Wei Dai comments on AlphaGo Zero and capability amplification

Wei Dai Jan 11, 2019, 4:33 AM
LW: 7 AF: 4
AF

I’m not aware of any AI safety researchers that are extremely optimistic about solving alignment competitively.

I’m not sure what you’d consider “extremely” optimistic, but I gathered some quantitative estimates of AI risk here, and they all seem overly optimistic to me. Did you see that?

Paul: I just think working on this problem earlier will tell us what’s going on. If we’re in the world where you need a really drastic policy response to cope with this problem, then you want to know that as soon as possible.
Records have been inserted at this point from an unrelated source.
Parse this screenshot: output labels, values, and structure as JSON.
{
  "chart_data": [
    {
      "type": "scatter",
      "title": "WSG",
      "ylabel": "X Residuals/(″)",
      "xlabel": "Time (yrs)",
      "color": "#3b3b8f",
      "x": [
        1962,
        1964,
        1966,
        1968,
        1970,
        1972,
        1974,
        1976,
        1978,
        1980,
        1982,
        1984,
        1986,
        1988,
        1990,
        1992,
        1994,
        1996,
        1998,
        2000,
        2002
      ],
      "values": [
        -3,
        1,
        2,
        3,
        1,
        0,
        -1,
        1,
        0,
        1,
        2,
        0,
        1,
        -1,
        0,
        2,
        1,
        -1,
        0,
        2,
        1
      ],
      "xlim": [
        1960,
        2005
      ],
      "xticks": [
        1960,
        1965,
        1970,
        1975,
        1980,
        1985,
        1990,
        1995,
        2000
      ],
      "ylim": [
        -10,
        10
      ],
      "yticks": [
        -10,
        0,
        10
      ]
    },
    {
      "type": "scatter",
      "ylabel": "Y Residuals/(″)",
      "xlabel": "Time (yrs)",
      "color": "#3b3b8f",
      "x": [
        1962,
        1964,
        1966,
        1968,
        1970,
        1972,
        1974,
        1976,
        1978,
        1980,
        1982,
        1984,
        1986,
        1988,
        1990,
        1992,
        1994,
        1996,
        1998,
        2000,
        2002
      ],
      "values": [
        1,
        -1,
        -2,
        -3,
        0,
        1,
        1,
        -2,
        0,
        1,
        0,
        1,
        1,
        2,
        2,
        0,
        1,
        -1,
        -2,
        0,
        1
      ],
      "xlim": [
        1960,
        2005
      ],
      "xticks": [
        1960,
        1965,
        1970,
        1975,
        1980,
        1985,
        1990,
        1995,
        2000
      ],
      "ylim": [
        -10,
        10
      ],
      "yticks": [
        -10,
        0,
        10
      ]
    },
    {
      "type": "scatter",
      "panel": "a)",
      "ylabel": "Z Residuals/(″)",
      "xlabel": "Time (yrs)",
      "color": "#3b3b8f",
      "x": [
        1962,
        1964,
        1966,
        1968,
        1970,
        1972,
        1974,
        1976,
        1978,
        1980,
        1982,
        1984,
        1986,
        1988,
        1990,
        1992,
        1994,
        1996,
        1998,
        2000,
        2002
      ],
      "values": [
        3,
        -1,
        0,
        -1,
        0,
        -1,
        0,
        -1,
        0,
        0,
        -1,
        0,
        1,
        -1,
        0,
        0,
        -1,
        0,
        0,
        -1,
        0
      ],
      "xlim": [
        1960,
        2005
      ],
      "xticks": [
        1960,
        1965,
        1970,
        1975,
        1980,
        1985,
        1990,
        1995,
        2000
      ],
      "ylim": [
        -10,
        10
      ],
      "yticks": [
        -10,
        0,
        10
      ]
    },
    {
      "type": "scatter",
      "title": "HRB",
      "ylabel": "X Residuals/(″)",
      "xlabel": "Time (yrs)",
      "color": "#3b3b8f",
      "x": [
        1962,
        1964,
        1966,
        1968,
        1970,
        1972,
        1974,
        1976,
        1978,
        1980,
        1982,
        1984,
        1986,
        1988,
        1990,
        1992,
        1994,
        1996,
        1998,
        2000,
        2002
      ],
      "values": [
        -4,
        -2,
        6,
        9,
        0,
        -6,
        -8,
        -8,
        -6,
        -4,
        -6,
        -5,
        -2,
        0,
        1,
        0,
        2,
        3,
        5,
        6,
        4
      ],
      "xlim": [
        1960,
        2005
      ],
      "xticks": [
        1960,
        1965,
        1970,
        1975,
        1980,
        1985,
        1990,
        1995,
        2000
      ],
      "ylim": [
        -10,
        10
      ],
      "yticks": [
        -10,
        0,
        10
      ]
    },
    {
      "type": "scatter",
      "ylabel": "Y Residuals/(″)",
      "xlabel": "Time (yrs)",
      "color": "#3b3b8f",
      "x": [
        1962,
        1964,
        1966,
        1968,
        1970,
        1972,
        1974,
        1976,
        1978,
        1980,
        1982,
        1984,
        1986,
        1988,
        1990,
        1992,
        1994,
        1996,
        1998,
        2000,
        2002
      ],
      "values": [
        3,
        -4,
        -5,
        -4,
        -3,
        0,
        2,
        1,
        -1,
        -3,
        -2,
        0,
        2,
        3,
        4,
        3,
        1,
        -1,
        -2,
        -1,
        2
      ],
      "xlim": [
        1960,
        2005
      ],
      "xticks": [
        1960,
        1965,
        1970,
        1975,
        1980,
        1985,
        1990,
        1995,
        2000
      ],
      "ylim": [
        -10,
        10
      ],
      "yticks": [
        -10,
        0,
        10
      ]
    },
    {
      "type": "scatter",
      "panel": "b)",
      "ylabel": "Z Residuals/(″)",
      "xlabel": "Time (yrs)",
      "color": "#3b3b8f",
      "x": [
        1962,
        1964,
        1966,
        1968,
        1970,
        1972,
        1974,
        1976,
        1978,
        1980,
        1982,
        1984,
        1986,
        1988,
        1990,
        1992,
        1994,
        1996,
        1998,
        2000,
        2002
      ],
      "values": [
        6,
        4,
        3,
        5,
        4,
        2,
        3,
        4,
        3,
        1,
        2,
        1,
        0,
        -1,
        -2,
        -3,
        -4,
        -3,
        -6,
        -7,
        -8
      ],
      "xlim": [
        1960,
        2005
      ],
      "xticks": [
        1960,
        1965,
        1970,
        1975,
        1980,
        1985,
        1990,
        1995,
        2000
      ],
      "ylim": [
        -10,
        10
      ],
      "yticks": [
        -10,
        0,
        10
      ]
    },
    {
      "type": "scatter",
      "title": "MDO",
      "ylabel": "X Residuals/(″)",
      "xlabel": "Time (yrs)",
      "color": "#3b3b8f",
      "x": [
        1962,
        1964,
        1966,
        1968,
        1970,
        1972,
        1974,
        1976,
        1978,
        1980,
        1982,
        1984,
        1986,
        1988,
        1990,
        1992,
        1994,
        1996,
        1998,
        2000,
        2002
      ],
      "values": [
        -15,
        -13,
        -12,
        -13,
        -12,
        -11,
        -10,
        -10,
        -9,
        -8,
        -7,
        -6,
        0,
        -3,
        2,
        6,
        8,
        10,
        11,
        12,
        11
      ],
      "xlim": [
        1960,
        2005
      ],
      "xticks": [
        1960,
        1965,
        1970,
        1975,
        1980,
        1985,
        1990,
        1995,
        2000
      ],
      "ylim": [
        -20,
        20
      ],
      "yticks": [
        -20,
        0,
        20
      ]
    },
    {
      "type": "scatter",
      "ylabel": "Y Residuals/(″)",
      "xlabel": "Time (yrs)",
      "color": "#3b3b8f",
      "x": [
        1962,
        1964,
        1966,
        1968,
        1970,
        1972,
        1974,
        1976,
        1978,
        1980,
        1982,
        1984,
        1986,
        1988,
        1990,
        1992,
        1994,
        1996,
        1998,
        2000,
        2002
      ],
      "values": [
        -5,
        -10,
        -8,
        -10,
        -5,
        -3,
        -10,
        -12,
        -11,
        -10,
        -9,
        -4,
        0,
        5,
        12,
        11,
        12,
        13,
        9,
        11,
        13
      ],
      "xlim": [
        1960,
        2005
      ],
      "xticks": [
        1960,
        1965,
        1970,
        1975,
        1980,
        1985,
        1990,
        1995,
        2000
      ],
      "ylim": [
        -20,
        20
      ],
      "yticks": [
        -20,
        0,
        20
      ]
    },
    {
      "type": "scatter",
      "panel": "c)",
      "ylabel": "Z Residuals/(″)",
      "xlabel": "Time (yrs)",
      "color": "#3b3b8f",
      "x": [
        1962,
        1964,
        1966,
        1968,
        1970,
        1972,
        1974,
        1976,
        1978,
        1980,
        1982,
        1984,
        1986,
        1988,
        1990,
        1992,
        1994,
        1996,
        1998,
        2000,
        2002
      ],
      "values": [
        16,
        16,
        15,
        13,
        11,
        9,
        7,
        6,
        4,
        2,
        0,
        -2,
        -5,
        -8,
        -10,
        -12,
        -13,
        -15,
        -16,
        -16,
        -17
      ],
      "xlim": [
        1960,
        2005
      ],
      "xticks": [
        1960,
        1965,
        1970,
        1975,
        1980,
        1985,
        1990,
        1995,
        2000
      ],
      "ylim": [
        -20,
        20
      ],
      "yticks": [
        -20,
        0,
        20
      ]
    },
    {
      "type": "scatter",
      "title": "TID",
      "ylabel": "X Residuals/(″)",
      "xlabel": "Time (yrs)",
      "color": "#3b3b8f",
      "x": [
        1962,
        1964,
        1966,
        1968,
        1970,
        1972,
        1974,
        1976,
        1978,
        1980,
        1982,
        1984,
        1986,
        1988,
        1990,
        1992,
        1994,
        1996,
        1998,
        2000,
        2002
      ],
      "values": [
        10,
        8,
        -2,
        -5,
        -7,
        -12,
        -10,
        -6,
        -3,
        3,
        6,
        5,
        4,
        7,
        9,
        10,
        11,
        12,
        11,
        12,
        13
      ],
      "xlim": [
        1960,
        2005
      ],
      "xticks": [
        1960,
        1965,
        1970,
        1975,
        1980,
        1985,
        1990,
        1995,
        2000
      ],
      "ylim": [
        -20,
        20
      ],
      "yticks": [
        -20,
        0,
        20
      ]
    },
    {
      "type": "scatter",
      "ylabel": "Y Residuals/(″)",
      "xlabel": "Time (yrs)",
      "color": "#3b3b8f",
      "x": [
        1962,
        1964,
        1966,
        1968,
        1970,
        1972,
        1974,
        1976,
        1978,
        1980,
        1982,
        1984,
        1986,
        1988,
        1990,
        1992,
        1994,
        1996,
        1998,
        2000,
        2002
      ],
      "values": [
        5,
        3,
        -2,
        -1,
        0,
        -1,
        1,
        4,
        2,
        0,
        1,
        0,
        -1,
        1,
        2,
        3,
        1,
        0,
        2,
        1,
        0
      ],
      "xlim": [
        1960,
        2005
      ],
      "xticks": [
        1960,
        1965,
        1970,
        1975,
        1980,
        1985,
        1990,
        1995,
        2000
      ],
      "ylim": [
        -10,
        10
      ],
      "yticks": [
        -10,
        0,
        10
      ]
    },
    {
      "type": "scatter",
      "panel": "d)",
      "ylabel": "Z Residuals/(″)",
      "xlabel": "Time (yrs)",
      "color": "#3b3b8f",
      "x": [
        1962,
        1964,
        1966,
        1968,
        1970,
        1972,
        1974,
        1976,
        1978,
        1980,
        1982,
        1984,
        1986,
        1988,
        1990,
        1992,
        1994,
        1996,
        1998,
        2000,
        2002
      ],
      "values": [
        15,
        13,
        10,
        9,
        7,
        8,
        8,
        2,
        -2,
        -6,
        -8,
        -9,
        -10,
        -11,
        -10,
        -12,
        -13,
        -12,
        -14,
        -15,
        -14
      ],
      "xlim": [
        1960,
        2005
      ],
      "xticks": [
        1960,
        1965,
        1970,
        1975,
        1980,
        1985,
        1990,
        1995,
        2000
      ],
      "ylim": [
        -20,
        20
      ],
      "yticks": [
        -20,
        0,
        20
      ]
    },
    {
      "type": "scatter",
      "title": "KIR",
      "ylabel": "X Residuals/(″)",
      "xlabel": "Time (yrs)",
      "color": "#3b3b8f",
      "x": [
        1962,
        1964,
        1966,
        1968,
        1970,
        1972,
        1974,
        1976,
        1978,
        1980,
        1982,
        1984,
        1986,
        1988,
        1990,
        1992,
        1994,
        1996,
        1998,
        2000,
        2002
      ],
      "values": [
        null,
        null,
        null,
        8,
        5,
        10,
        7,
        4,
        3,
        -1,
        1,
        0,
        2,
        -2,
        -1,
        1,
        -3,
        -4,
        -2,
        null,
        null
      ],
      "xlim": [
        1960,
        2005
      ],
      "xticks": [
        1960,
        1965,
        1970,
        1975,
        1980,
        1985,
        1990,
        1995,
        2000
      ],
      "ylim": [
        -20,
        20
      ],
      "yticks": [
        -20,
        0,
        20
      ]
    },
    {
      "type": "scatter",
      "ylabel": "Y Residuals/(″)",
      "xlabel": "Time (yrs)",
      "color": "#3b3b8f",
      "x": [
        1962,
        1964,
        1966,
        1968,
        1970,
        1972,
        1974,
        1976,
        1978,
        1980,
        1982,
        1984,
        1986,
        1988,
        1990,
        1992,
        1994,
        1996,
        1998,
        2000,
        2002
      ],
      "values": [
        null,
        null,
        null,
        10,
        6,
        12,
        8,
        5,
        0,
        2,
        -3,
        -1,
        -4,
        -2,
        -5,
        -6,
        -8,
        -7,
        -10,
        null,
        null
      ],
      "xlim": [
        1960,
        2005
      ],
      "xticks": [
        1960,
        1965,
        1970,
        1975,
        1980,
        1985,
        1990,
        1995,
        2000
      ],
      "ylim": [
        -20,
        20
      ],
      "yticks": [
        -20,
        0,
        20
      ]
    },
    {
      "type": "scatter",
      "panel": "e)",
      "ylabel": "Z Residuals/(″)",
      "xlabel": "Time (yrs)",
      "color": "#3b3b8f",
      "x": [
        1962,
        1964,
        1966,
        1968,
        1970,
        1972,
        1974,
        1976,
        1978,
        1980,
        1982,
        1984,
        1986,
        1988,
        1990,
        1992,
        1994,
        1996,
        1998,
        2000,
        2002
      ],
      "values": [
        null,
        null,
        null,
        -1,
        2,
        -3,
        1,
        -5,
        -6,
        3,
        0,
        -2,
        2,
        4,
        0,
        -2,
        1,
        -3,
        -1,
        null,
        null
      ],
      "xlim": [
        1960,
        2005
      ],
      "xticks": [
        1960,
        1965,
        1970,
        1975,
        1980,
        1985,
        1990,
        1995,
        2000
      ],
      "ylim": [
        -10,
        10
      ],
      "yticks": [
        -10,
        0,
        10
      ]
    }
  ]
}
I agree with this motivation to do early work, but in a world where we do need drastic policy responses, I think it’s pretty likely that the early work won’t actually produce conclusive enough results to show that. For example, if a safety approach fails to make much progress, there’s not really a good way to tell if it’s because safe and competitive AI really is just too hard (and therefore we need a drastic policy response), or because the approach is wrong, or the people working on it aren’t smart enough, or they’re trying to do the work too early. People who are inclined to be optimistic will probably remain so until it’s too late.
What links here?
- Wei Dai's comment on Some Thoughts on Metaphilosophy by Wei Dai (Feb 11, 2019, 4:32 AM; 5 points)
- Ofer Jan 11, 2019, 11:38 PM
  3 points
  Parent
  but I gathered some quantitative estimates of AI risk here, and they all seem overly optimistic to me. Did you see that?
  I only now read that thread. I think it is extremely worthwhile to gather such estimates.
  I think all the three estimates mentioned there correspond to marginal probabilities (rather than probabilities conditioned on “no governance interventions”). So those estimates already account for scenarios in which governance interventions save the world. Therefore, it seems we should not strongly update against the necessity of governance interventions due to those estimates being optimistic.
  Maybe we should gather researchers’ credences for predictions like:
  ”If there will be no governance interventions, competitive aligned AIs will exist in 10 years from now”.
  I suspect that gathering such estimates from publicly available information might expose us to a selection bias, because very pessimistic estimates might be outside the Overton window (even for the EA/AIS crowd). For example, if Robert Wiblin would have concluded that an AI existential catastrophe is 50% likely, I’m not sure that the 80,000 Hours website (which targets a large and motivationally diverse audience) would have published that estimate.
  I agree with this motivation to do early work, but in a world where we do need drastic policy responses, I think it’s pretty likely that the early work won’t actually produce conclusive enough results to show that. For example, if a safety approach fails to make much progress, there’s not really a good way to tell if it’s because safe and competitive AI really is just too hard (and therefore we need a drastic policy response), or because the approach is wrong, or the people working on it aren’t smart enough, or they’re trying to do the work too early.
  I strongly agree with all of this.
  - paulfchristiano Jan 12, 2019, 2:12 AM
    7 points
    Parent
    I think all the three estimates mentioned there correspond to marginal probabilities (rather than probabilities conditioned on “no governance interventions”). So those estimates already account for scenarios in which governance interventions save the world. Therefore, it seems we should not strongly update against the necessity of governance interventions due to those estimates being optimistic
    I normally give ~50% as my probability we’d be fine without any kind of coordination.
    - Wei Dai Jan 12, 2019, 8:03 AM
      6 points
      Parent
      Upvoted for giving this number, but what does it mean exactly? You expect “50% fine” through all kinds of x-risk, assuming no coordination from now until the end of the universe? Or just assuming no coordination until AGI? Is it just AI risk instead of all x-risk, or just risk from narrow AI alignment? If “AI risk”, are you including risks from AI exacerbating human safety problems, or AI differentially accelerating dangerous technologies? Is it 50% probability that humanity survives (which might be “fine” to some people) or 50% that we end up with a nearly optimal universe? Do you have a document that gives all of your quantitative risk estimates with clear explanations of what they mean?
      
      (Sorry to put you on the spot here when I haven’t produced anything like that myself, but I just want to convey how confusing all this is.)